Goldman Sachs in the report also highlighted some other advantages behind China’s relentless efforts to launch the DCEP. Some of these include eradicating the challenges posed by private digital currencies include Facebook’s (FB) Libra, removing the cost involved in using cash amongst others. The investment giant based on these believes China’s DCEP will take a significant place in the retail payments in the country in the coming years.
“In ten years we expect DCEP to reach 1 billion addressable users, 1.6 trillion rmb ($229 billion) in issuance, 19 trillion rmb ($2.7 trillion) in annual Total Payment Value (TPV) and account for 15% of total consumption payments,” the report said.
Goldman Sachs noted that the consumption offering in terms of digital payments through a mobile platform will be one of the ways in which commercial banks and fintech unicorns will compete for the most. And while China appears to be protective of commercial banks, the international reach of fintech companies may bolster their revenue doubling rate in the coming years in relation to those of the homegrown banks.

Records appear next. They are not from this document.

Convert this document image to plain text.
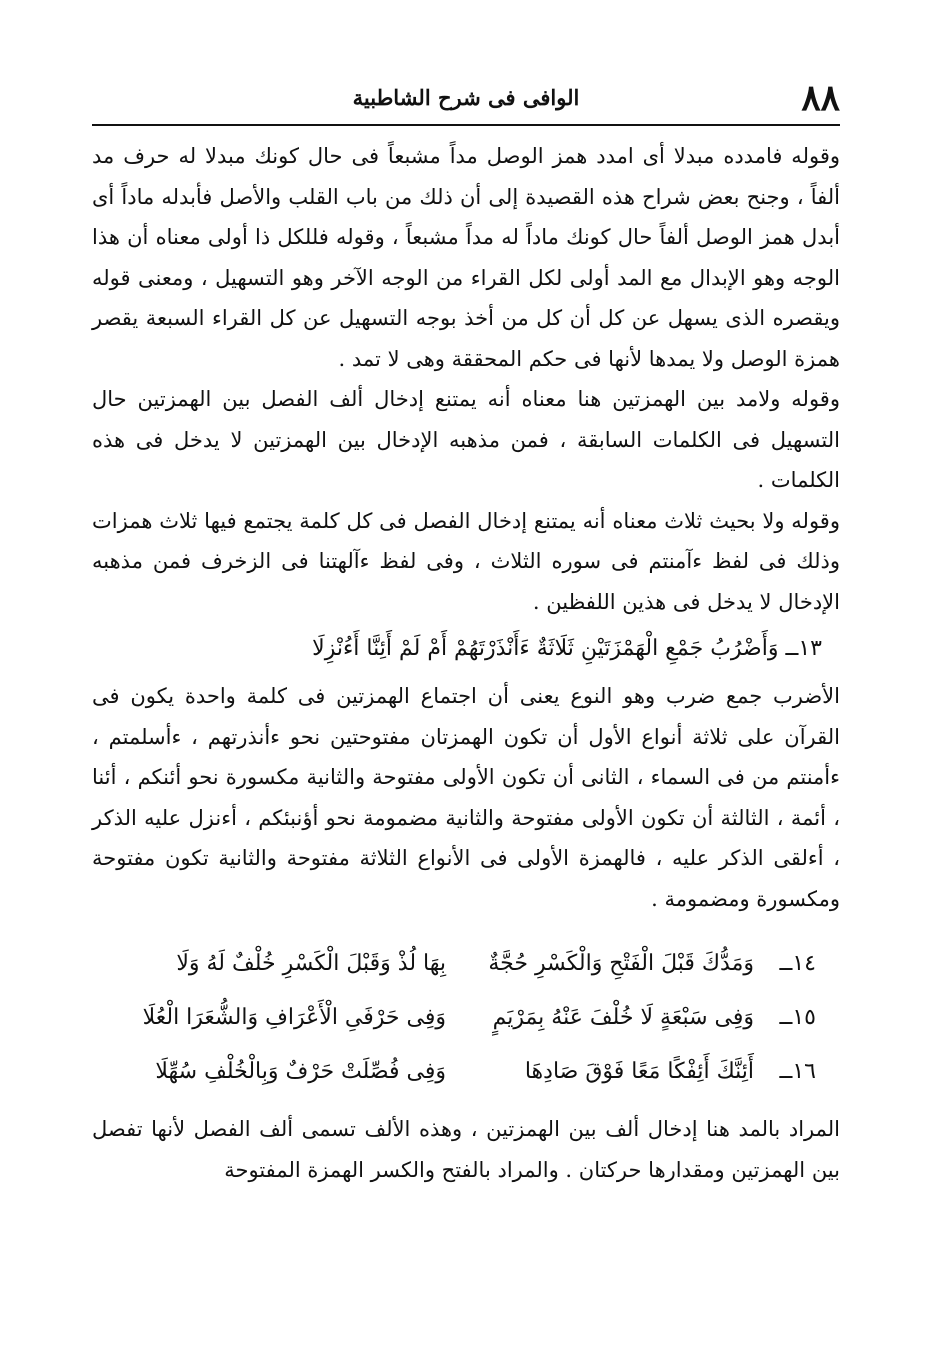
٨٨
الوافى فى شرح الشاطبية

وقوله فامدده مبدلا أى امدد همز الوصل مداً مشبعاً فى حال كونك مبدلا له حرف مد ألفاً ، وجنح بعض شراح هذه القصيدة إلى أن ذلك من باب القلب والأصل فأبدله ماداً أى أبدل همز الوصل ألفاً حال كونك ماداً له مداً مشبعاً ، وقوله فللكل ذا أولى معناه أن هذا الوجه وهو الإبدال مع المد أولى لكل القراء من الوجه الآخر وهو التسهيل ، ومعنى قوله ويقصره الذى يسهل عن كل أن كل من أخذ بوجه التسهيل عن كل القراء السبعة يقصر همزة الوصل ولا يمدها لأنها فى حكم المحققة وهى لا تمد .

وقوله ولامد بين الهمزتين هنا معناه أنه يمتنع إدخال ألف الفصل بين الهمزتين حال التسهيل فى الكلمات السابقة ، فمن مذهبه الإدخال بين الهمزتين لا يدخل فى هذه الكلمات .

وقوله ولا بحيث ثلاث معناه أنه يمتنع إدخال الفصل فى كل كلمة يجتمع فيها ثلاث همزات وذلك فى لفظ ءآمنتم فى سوره الثلاث ، وفى لفظ ءآلهتنا فى الزخرف فمن مذهبه الإدخال لا يدخل فى هذين اللفظين .

١٣ــ وَأَضْرُبُ جَمْعِ الْهَمْزَتَيْنِ ثَلَاثَةٌ ءَأَنْذَرْتَهُمْ أَمْ لَمْ أَئِنَّا أَءُنْزِلَا

الأضرب جمع ضرب وهو النوع يعنى أن اجتماع الهمزتين فى كلمة واحدة يكون فى القرآن على ثلاثة أنواع الأول أن تكون الهمزتان مفتوحتين نحو ءأنذرتهم ، ءأسلمتم ، ءأمنتم من فى السماء ، الثانى أن تكون الأولى مفتوحة والثانية مكسورة نحو أئنكم ، أئنا ، أئمة ، الثالثة أن تكون الأولى مفتوحة والثانية مضمومة نحو أؤنبئكم ، أءنزل عليه الذكر ، أءلقى الذكر عليه ، فالهمزة الأولى فى الأنواع الثلاثة مفتوحة والثانية تكون مفتوحة ومكسورة ومضمومة .

١٤ــ
وَمَدُّكَ قَبْلَ الْفَتْحِ وَالْكَسْرِ حُجَّةٌ
بِهَا لُذْ وَقَبْلَ الْكَسْرِ خُلْفٌ لَهُ وَلَا
١٥ــ
وَفِى سَبْعَةٍ لَا خُلْفَ عَنْهُ بِمَرْيَمٍ
وَفِى حَرْفَىِ الْأَعْرَافِ وَالشُّعَرَا الْعُلَا
١٦ــ
أَئِنَّكَ أَئِفْكًا مَعًا فَوْقَ صَادِهَا
وَفِى فُصِّلَتْ حَرْفٌ وَبِالْخُلْفِ سُهِّلَا

المراد بالمد هنا إدخال ألف بين الهمزتين ، وهذه الألف تسمى ألف الفصل لأنها تفصل بين الهمزتين ومقدارها حركتان . والمراد بالفتح والكسر الهمزة المفتوحة
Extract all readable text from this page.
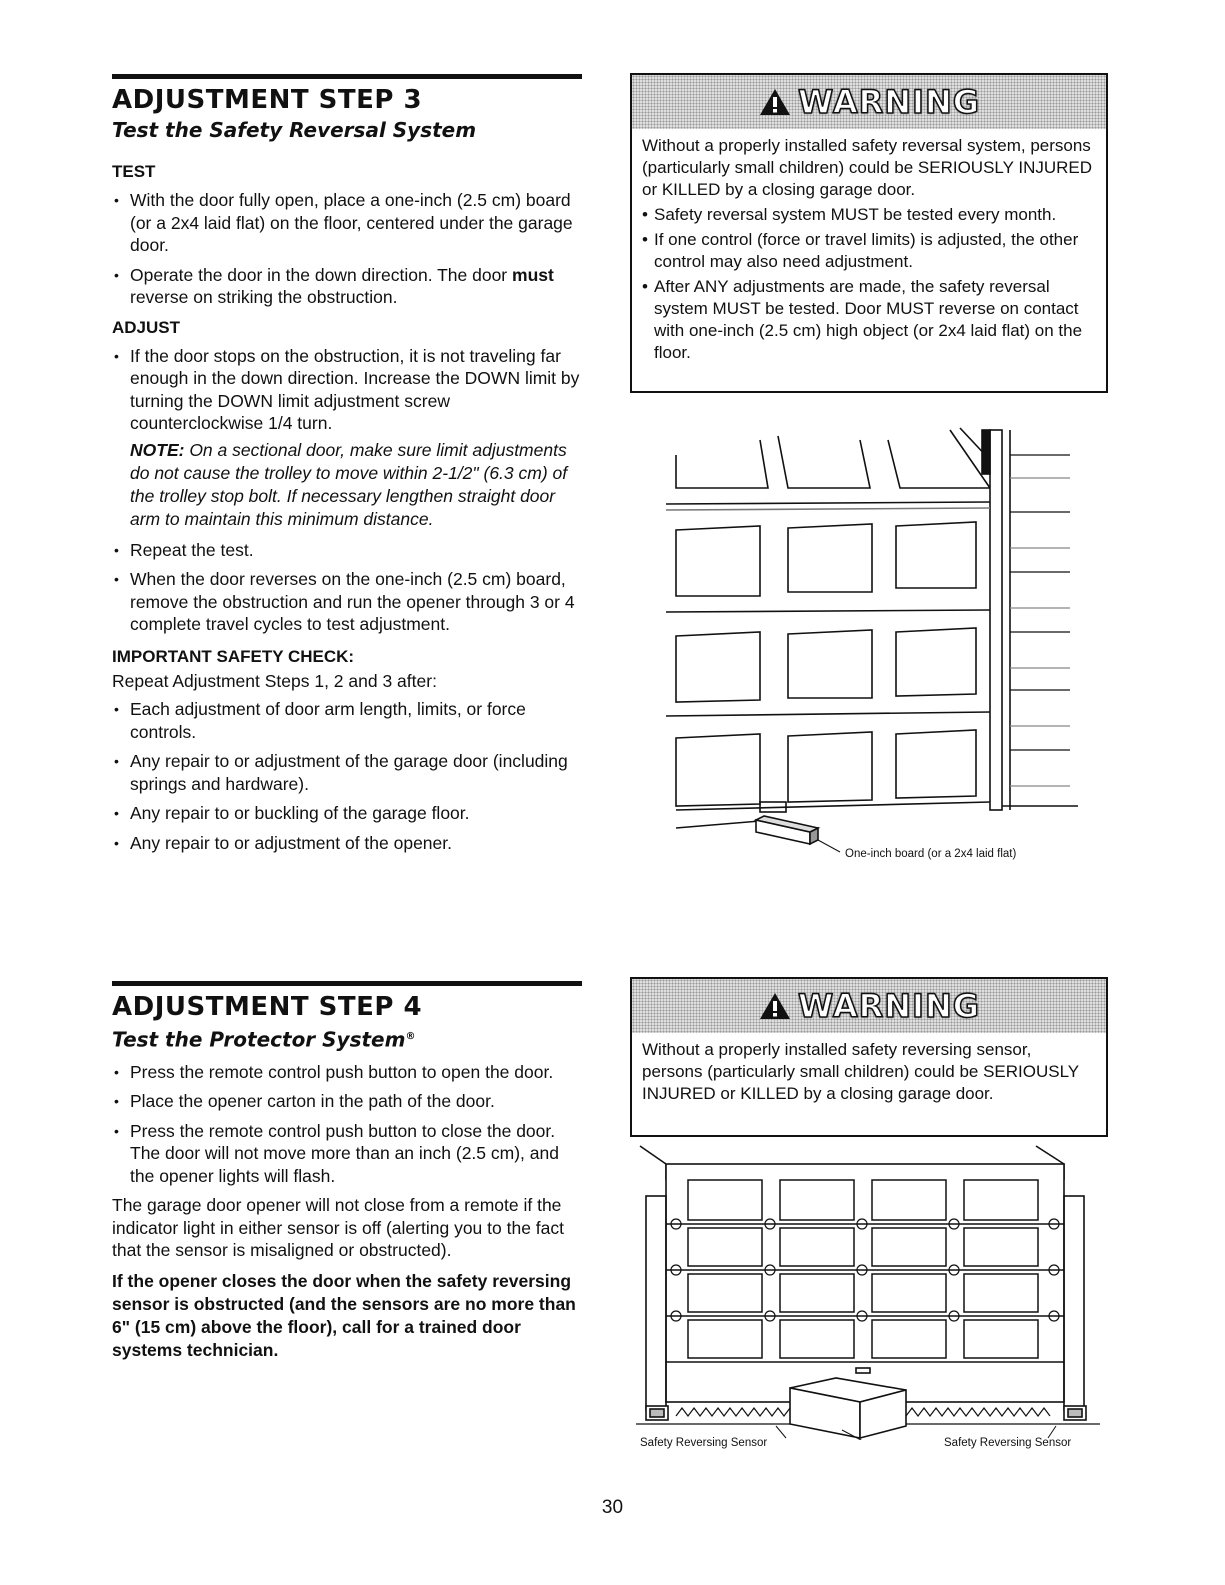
ADJUSTMENT STEP 3
Test the Safety Reversal System

TEST

• With the door fully open, place a one-inch (2.5 cm) board (or a 2x4 laid flat) on the floor, centered under the garage door.
• Operate the door in the down direction. The door must reverse on striking the obstruction.

ADJUST

• If the door stops on the obstruction, it is not traveling far enough in the down direction. Increase the DOWN limit by turning the DOWN limit adjustment screw counterclockwise 1/4 turn.

NOTE: On a sectional door, make sure limit adjustments do not cause the trolley to move within 2-1/2" (6.3 cm) of the trolley stop bolt. If necessary lengthen straight door arm to maintain this minimum distance.

• Repeat the test.
• When the door reverses on the one-inch (2.5 cm) board, remove the obstruction and run the opener through 3 or 4 complete travel cycles to test adjustment.

IMPORTANT SAFETY CHECK:

Repeat Adjustment Steps 1, 2 and 3 after:

• Each adjustment of door arm length, limits, or force controls.
• Any repair to or adjustment of the garage door (including springs and hardware).
• Any repair to or buckling of the garage floor.
• Any repair to or adjustment of the opener.
WARNING

Without a properly installed safety reversal system, persons (particularly small children) could be SERIOUSLY INJURED or KILLED by a closing garage door.

• Safety reversal system MUST be tested every month.
• If one control (force or travel limits) is adjusted, the other control may also need adjustment.
• After ANY adjustments are made, the safety reversal system MUST be tested. Door MUST reverse on contact with one-inch (2.5 cm) high object (or 2x4 laid flat) on the floor.
One-inch board (or a 2x4 laid flat)
ADJUSTMENT STEP 4
Test the Protector System®
• Press the remote control push button to open the door.
• Place the opener carton in the path of the door.
• Press the remote control push button to close the door. The door will not move more than an inch (2.5 cm), and the opener lights will flash.

The garage door opener will not close from a remote if the indicator light in either sensor is off (alerting you to the fact that the sensor is misaligned or obstructed).

If the opener closes the door when the safety reversing sensor is obstructed (and the sensors are no more than 6" (15 cm) above the floor), call for a trained door systems technician.

WARNING

Without a properly installed safety reversing sensor, persons (particularly small children) could be SERIOUSLY INJURED or KILLED by a closing garage door.

Safety Reversing Sensor	Safety Reversing Sensor
30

Goldman Sachs Other Tallies on the DCEP
Goldman Sachs noted that China will be among the first nations to launch a Central Bank-backed digital currency. As it stands, China has tested the DCEP which is in circulation in four cities including Chengdu, Suzhou, Xiong’an, and Shenzhen where about 50,000 of the residents in the latter city have received 200 RMB worth of digital yuan.
As the report detailed, China boasts of a total internet user of 900 million people which accounts for a total of 64% of the entire population. About 96% of China’s banking transactions are processed electronically. Goldman Sachs also projected that a 3 trillion rmb ($428.6 billion) in revenue pool will be raised in retail finance by 2025 (excluding mortgages) as growth in payments and retail lending slows but wealth management and insurance agencies remain brisk.
China is already making way for traditional financial institutions to breathe by halting Ant Group’s Initial Public Offering (IPO). Ant Group runs the Alipay digital payment platform and alongside Tencent Holdings Ltd (HKG: 0700) WeChat Pay had prior to this time controlled over 90% of China’s digital payment ecosystem.